Selfless Love Foundation

October 4 - Lexi B - selfless-love-foundation

Lexi B.

St. Paul, Minnesota

Fosters: youth who have entered the foster care system or out-of-placement care before the age of 18. 

Going into the foster care system at the age of 15 was a unique experience, to say the least. Like many Fosters, I did not have any supportive adults in my life who I was close to before entering the system. Instead, my experiences with adults were often negative. I was told I would not be successful, that I would end up just like my biological parents, and that I would never attend college. 
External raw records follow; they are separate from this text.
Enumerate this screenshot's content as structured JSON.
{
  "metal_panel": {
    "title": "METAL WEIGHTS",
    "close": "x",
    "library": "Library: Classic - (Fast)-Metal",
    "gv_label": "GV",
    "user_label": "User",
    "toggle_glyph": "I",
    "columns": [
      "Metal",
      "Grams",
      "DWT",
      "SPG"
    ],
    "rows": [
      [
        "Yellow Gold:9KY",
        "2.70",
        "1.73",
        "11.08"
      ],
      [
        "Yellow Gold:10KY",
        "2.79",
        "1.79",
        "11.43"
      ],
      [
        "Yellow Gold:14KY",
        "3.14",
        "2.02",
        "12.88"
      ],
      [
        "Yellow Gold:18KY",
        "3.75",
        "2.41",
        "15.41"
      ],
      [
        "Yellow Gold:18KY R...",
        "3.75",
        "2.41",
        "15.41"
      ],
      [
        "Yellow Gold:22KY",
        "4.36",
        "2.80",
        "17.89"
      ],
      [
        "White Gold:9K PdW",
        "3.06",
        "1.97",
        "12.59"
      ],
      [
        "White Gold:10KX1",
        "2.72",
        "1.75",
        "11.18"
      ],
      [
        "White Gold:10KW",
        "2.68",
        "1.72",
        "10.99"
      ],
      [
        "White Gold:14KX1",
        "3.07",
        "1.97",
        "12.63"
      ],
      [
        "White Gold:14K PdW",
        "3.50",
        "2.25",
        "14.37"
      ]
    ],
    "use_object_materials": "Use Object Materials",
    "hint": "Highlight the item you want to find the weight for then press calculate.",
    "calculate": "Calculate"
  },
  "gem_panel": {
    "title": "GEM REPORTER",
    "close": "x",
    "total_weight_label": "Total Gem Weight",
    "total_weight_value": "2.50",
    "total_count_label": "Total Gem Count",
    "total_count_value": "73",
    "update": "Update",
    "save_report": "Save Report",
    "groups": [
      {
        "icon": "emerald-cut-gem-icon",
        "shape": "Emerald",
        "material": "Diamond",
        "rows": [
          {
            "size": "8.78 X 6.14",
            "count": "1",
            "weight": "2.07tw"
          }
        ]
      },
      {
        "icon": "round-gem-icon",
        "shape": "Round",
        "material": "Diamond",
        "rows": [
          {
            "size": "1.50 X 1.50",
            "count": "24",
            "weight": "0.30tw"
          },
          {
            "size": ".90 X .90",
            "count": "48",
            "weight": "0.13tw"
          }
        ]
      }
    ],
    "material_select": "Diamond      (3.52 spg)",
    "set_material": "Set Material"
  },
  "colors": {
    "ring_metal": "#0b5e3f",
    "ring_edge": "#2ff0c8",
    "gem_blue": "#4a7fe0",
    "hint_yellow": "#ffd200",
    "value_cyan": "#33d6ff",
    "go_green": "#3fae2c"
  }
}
Not having a supportive adult in my life who I could go to for basic needs, talk to me about issues affecting my mental health, or even console me, definitely affected my self-worth. This was often the root of my suicidal ideation as a teen. As a Foster, feeling as if you’re not good enough or unlovable is not uncommon. When you’re constantly being told you’re worthless, blamed for your life circumstances, and not given support by the people who are supposed to support you most in this world, it’s easy to turn to self-blame. That self-blaming led to me to develop depression and anxiety. These circumstances and mental health issues also led to recklessness, which led me to become involved in the juvenile justice system.  

After entering the foster care system and getting my basic needs met for the first time in my life, as well as being placed in kinship care where I had one supportive adult, my mental health, slowly but surely, improved. I began to think about my future beyond the next immediate step and really began to envision what my life could look like in a positive way. 

Looking back, the kindness of my close friends and chosen family, and the hope for my younger siblings to have a better life helped me get through my circumstances. I truly believe that if I had supportive adults throughout my entire adolescence, I would not have struggled in the same ways that I did as a child and young adult. 

Having supportive parents and adults in your life should not be a privilege. In my experience, this is a main component of suicide prevention. I believe that everyone, especially children, deserves adults who love, support, and value them.